As it turns out, there was no fire. There is, obviously, a problem with our wiring. An electrician is coming tonight. Meanwhile, we have no power in that part of the house. And since the previous homeowner did terrible things with the phone lines underneath the house, the wireless unit thingy is operational only in our bedroom.
I’m not sure who was more horrified by the realization that we would be without the Internet — me or my stepson.
“You mean I can’t get online?” he asked over and over. “At all?”
Hey, buddy, you’re supposedly grounded from MySpace. I’m the one who’s going to be suffering here.
By Christmas Eve, Hubs was curled up on the couch, hacking and whimpering under an afghan, while I hurriedly assembled and wrapped toys.
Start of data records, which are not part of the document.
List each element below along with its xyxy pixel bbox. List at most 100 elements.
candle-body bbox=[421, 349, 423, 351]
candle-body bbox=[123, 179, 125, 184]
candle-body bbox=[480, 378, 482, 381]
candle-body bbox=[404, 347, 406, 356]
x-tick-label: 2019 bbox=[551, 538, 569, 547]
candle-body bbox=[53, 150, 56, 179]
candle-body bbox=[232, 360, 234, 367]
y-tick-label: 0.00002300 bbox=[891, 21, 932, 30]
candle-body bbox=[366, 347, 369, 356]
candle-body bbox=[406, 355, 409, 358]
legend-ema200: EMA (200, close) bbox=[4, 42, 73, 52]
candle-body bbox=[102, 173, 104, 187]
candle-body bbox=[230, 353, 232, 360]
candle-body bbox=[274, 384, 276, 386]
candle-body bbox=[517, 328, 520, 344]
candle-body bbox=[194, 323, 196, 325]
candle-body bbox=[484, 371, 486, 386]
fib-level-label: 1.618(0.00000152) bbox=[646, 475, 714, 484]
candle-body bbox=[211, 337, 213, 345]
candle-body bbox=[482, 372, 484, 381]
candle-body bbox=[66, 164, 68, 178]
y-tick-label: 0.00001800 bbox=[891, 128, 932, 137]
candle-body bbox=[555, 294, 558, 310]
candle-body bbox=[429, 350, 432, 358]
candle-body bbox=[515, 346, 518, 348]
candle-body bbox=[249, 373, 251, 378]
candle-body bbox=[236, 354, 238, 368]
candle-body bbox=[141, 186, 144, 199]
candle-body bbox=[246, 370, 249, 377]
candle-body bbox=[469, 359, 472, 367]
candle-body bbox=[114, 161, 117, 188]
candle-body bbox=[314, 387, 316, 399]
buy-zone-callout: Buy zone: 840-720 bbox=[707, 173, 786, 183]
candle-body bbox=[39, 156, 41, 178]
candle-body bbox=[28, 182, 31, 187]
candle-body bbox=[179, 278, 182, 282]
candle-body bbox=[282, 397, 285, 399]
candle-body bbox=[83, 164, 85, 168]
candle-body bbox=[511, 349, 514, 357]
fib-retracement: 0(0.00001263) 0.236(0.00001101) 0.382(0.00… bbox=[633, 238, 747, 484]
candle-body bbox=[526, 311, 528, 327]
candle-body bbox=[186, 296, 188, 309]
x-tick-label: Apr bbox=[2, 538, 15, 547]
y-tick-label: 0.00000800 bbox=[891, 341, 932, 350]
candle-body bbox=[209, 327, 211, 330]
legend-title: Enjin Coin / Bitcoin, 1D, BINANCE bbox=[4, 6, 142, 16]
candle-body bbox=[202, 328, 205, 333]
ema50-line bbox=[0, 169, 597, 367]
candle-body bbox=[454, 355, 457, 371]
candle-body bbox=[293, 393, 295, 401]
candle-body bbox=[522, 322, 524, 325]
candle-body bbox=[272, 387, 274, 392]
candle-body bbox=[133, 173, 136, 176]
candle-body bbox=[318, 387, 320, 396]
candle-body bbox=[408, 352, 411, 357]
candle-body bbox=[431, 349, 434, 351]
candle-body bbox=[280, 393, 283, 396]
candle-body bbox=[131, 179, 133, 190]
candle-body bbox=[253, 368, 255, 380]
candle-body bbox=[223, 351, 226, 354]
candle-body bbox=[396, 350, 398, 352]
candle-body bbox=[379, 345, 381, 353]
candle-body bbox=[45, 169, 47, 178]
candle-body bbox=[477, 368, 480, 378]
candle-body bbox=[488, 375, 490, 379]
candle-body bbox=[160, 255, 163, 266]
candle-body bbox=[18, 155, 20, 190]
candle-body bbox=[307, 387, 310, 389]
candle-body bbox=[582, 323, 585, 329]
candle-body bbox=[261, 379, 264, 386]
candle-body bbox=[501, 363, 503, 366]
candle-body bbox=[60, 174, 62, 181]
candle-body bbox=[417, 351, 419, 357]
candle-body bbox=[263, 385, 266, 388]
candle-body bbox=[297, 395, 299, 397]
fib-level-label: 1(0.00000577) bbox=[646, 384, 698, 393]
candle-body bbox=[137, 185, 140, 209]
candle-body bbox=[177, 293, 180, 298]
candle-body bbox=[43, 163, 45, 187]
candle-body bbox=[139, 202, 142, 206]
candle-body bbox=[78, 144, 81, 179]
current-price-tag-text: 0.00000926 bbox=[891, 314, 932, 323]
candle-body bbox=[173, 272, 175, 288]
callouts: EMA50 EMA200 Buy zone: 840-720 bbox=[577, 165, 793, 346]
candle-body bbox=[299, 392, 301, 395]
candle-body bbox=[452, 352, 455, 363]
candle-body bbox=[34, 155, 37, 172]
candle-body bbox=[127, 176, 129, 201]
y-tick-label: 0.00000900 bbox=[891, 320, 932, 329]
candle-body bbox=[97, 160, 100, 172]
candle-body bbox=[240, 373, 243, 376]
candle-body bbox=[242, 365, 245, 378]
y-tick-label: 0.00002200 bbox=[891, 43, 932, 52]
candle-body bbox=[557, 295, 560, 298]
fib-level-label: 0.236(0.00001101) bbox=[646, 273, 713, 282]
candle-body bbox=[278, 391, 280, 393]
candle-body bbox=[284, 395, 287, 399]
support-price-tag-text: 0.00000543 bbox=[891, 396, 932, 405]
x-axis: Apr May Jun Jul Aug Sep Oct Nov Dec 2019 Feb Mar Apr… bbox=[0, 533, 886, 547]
“I think I hab a feber,” he sniffled. “Can you beel my borehead?”
It’s been joy, joy, joy around these parts, let me tell you.
So. Hubs remains ill. We still have no power. No Internet. *sob*
But hey, I can now say I’ve had firemen in my bedroom.
If only they hadn’t been greeted by the sight of my old, stretched-out maternity bra dangling from the closet door, which, of course, is conveniently located next to the fuse box.